The remake of "Total Recall" has done something pretty impressive — made critics nostalgic for Arnold Schwarzenegger.
As an actor, the former California governor rarely received much in the way of rave reviews, but most of America's top critics said that the original version of Philip K. Dick's science fiction thriller, which starred Schwarzenegger, had an over-the-top flair that the current incarnation lacks.
With a lowly 31 percent rotten score on critics aggregator Rotten Tomatoes, the new film has collected more pans than praise. Twenty years later, with a heap of "Recall" knock-offs like David Fincher's "The Game" still fresh in the mind, the film is getting knocked around for being a tired retread of overly familiar themes.
"Total Recall" stars a slim-waisted Colin Farrell, trying his best to replace Ahnuld's brawny shoulders, along with Jessica Biel and Kate Beckinsale. Len Wiseman (“Underworld”) takes over the directing chores from Paul Verhoeven (“Showgirls”) for this go-round. It opened in theaters on Friday.
In TheWrap, Leah Rozen credited Farrell with adding a "mischievous twinkle" to his performance, but found the rest of the film generic and lazy.
"Five minutes after walking out of this 'Total Recall,' you’ll be hard-pressed to recall a moment of it," Rozen writes.
Christopher Orr, writing in the Atlantic, agreed that the movie essentially boils down to one long chase sequence with none of the wit of Dick's original short story.
"I was no particular fan of the first Total Recall, but I confess that this flat, by-the-numbers remake made me a tad nostalgic for its bombastic preposterousness, the high-tech Halloween masks (the movie actually won an Oscar for its special effects) and conjoined telepaths and Considuh daht a divhorce," Orr wrote.
Also finding it difficult to muster any enthusiasm was The New York Times' A.O. Scott, who said that Wiseman had tossed aside a chance at political allegory in favor of explosions and general cinematic bombast. He also faulted the film's manic approach to exposition.
"So much information is thrown at you in such a haphazard fashion that your ability to care dwindles along with your willingness to enjoy any of it," Scott wrote.
The Washington Post's Jen Chaney agreed that the film shouldn't make any ten-best lists, but unlike Orr she found it to be an improvement on Verhoeven's vision. In particular, she cited Farrell's more naturalistic take as a nice contrast with Schwarzenegger's less-than-nuanced interpretation of the lead role.
"As Quaid, Farrell displays an ever-evolving combination of bewilderment, terror and über-confidence as a man with no idea how he learned to handle ammunition, yet capable of firing guns while doing an action-hero gymnastic routine," Chaney writes. "He brings realism to a hyper-real situation, something that eluded Schwarzenegger the first time around."

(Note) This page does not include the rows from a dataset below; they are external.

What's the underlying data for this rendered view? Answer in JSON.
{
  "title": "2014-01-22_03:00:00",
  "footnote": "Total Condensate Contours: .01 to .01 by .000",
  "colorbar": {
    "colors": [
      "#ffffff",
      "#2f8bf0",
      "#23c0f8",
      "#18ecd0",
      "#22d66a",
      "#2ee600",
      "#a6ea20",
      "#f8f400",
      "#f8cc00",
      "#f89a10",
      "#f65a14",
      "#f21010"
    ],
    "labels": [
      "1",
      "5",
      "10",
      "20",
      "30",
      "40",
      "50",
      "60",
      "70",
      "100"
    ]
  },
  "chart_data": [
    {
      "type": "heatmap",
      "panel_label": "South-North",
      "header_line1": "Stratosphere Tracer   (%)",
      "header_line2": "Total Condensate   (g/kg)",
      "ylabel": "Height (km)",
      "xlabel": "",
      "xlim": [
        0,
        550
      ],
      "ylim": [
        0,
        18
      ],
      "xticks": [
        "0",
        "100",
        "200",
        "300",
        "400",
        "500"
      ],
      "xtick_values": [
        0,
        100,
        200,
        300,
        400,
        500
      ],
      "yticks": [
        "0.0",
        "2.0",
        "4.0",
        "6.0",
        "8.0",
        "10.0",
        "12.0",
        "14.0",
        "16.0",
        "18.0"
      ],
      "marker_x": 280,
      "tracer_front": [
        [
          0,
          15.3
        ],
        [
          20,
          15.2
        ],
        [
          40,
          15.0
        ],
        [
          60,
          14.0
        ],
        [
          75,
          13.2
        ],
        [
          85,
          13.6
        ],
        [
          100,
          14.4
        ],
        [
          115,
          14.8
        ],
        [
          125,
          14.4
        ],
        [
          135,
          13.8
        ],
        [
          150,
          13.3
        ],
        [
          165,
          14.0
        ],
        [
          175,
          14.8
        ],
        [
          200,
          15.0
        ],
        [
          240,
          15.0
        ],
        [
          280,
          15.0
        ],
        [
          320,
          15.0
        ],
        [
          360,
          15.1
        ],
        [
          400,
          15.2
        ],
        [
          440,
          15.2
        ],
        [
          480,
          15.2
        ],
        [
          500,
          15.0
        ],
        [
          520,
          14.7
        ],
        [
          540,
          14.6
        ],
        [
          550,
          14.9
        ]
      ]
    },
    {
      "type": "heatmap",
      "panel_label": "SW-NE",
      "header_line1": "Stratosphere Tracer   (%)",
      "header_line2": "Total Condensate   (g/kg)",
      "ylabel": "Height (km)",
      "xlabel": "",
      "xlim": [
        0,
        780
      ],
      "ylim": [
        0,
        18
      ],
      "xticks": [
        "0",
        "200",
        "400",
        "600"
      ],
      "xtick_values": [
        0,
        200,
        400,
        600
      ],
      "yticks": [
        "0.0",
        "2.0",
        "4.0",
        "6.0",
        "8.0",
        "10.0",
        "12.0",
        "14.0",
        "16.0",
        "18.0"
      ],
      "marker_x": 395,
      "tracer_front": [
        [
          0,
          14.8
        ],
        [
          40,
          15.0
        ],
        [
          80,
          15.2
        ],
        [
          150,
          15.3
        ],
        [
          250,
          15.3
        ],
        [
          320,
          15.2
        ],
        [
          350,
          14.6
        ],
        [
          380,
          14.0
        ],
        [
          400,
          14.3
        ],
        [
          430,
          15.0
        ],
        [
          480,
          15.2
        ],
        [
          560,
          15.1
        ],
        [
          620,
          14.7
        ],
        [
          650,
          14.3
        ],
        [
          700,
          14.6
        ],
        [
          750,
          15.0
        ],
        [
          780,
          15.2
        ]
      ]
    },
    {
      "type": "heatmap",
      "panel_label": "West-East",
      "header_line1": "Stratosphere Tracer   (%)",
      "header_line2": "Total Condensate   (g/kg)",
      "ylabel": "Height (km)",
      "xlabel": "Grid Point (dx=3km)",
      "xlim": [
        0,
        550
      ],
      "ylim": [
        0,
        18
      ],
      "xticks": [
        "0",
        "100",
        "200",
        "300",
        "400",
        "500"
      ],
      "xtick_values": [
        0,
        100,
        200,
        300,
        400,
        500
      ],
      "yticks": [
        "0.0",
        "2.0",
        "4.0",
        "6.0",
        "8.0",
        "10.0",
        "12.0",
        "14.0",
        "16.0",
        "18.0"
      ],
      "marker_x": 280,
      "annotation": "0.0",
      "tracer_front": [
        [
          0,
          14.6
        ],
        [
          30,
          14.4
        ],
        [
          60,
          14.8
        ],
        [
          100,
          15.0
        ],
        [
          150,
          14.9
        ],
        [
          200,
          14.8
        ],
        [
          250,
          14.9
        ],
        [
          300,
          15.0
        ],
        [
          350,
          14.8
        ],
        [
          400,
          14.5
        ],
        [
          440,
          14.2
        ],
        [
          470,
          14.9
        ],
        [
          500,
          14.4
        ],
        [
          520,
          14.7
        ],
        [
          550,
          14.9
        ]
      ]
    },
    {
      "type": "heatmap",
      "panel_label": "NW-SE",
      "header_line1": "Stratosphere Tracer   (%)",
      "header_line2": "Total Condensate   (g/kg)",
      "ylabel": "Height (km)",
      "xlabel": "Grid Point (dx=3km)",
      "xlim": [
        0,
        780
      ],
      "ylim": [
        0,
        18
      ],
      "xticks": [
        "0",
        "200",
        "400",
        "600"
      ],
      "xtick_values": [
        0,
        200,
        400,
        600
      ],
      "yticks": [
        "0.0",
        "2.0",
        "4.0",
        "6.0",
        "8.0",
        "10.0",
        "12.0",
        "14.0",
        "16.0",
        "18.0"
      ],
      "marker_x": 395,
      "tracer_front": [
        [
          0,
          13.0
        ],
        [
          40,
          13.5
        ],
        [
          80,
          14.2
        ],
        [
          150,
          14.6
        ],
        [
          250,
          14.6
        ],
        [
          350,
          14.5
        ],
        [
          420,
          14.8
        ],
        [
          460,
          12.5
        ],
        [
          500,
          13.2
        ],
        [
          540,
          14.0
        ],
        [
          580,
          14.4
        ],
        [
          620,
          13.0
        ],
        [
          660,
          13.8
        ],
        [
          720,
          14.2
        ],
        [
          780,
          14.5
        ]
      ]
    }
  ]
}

Also finding more to love than lament in the remake was the Chicago Sun-Times' Roger Ebert, who praised the action sequences, but ultimately said they couldn't match the pleasures of the original.
"Total Recall' is well-crafted, high energy sci-fi," Ebert wrote. "Like all stories inspired by Philip K. Dick, it deals with intriguing ideas. It never touched me emotionally, though, the way the 1990 film did, and strictly speaking, isn't necessary."